Look into some lightweight 15.6" laptops if form factors is still a concern.
I'm thinking about getting a UPS. I used http://www.csgnetwork.com/upssizecalc.html to do the calculation (could someone confirm if this site is valid or if there is a better one?). I'd like to connect my PC, Monitor and Router. The PC has a power supply of 550 watt, monitor says it needs 1.5A and so is the router. So the minimum is 1121VA and recommendation is 1750VA. Could someone let me know if this is correct for such setup? Would 1250VA or 1500VA UPS be sufficient?

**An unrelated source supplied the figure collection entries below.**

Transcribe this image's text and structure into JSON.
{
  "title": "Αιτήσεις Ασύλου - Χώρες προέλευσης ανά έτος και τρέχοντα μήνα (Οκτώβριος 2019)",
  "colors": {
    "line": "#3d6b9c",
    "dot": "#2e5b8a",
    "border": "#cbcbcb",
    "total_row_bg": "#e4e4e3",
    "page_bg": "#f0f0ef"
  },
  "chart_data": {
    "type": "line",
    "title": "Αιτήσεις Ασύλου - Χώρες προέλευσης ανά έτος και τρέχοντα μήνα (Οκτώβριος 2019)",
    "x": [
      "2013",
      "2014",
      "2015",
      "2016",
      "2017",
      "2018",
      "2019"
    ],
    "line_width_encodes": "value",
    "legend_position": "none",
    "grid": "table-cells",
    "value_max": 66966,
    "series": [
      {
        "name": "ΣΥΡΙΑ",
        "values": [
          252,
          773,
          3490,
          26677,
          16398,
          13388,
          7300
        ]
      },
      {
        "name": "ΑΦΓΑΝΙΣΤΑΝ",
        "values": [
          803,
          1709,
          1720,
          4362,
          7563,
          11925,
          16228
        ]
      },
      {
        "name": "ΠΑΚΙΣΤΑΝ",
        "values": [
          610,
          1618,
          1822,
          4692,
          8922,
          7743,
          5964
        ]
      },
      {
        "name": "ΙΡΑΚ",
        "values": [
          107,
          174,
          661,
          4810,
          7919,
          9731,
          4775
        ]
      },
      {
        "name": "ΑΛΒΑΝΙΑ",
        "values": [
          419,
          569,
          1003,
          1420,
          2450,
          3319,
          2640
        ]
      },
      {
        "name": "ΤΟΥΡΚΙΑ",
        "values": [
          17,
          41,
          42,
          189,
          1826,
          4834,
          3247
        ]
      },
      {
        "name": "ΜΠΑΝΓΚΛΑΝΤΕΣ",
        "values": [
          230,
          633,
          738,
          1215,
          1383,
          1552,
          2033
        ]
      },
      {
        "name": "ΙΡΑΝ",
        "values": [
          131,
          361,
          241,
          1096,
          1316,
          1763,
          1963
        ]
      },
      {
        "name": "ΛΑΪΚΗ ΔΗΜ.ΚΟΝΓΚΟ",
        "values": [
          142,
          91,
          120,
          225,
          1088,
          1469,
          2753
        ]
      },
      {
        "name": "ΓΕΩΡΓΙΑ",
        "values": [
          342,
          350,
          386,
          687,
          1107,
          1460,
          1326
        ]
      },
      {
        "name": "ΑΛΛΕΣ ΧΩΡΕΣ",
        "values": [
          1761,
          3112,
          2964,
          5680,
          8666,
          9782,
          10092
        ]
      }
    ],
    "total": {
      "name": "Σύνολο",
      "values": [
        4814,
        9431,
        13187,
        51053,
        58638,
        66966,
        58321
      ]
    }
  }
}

Edit: I'm expecting the UPS to hold for about 30-60 minutes during power outage.
Doesn't mean that it consumes 550 watts, many systems use a small fraction of the max rating on PSU. What is the parts list?
monitor says it needs 1.5A and so is the router.
1.5A of what? That's probably ~12v from their own power supplies (so 18 watts) and not wall voltage (commonly 110-240v which would be 165-360w). My screen spec says "under 65 watts" of power usage but it's actually ~17.5w at a sane calibration as measured by review sites
With some of the values that i'd expect for power i'm getting numbers several times lower than you on that calculator
Yeah. The thing you need to realize is that VA is the same as W. So if you want to figure out how many VAs you need, just look at how much W your setup currently consumes, and put up a bit of a premium.
Check your computer setup with an onlines thingy that tells you what kind of PSU you need, not what you currently have. Monitor is probably less than 50W unless it is something gigantic, your router is probably below 20W unless once again it is something silly, So even with a conservative approach, taking your PC PSU as a basis and adding another 100W for good measures, you would need about 750W=750VA at most for the whole setup.
Hey guys I want to do an upgrade to my current system: Intel Core i5-4460, 3300 MHz Gigabyte GA-B85M-D2V Nvidia GTX 950 (2GB) FPS hexa+ 500w RAM DDR3 8GB @1333mhz SSD TOSHIBA Q300 my goal is to stream SC2 at least 720p@60fps or using the NVENC encoder at more ? I am thinking about the i5-7600k but I will need a mobo and a cooler and that's about my budget 350-400€. Also I am not sure if intel is the correct choice right now or to get a ryzen. When I asked in a national(bulgarian) forum offer to get the INTEL CORE i3-8350K + ASROCK Z370 is this a solid choice or is there something better?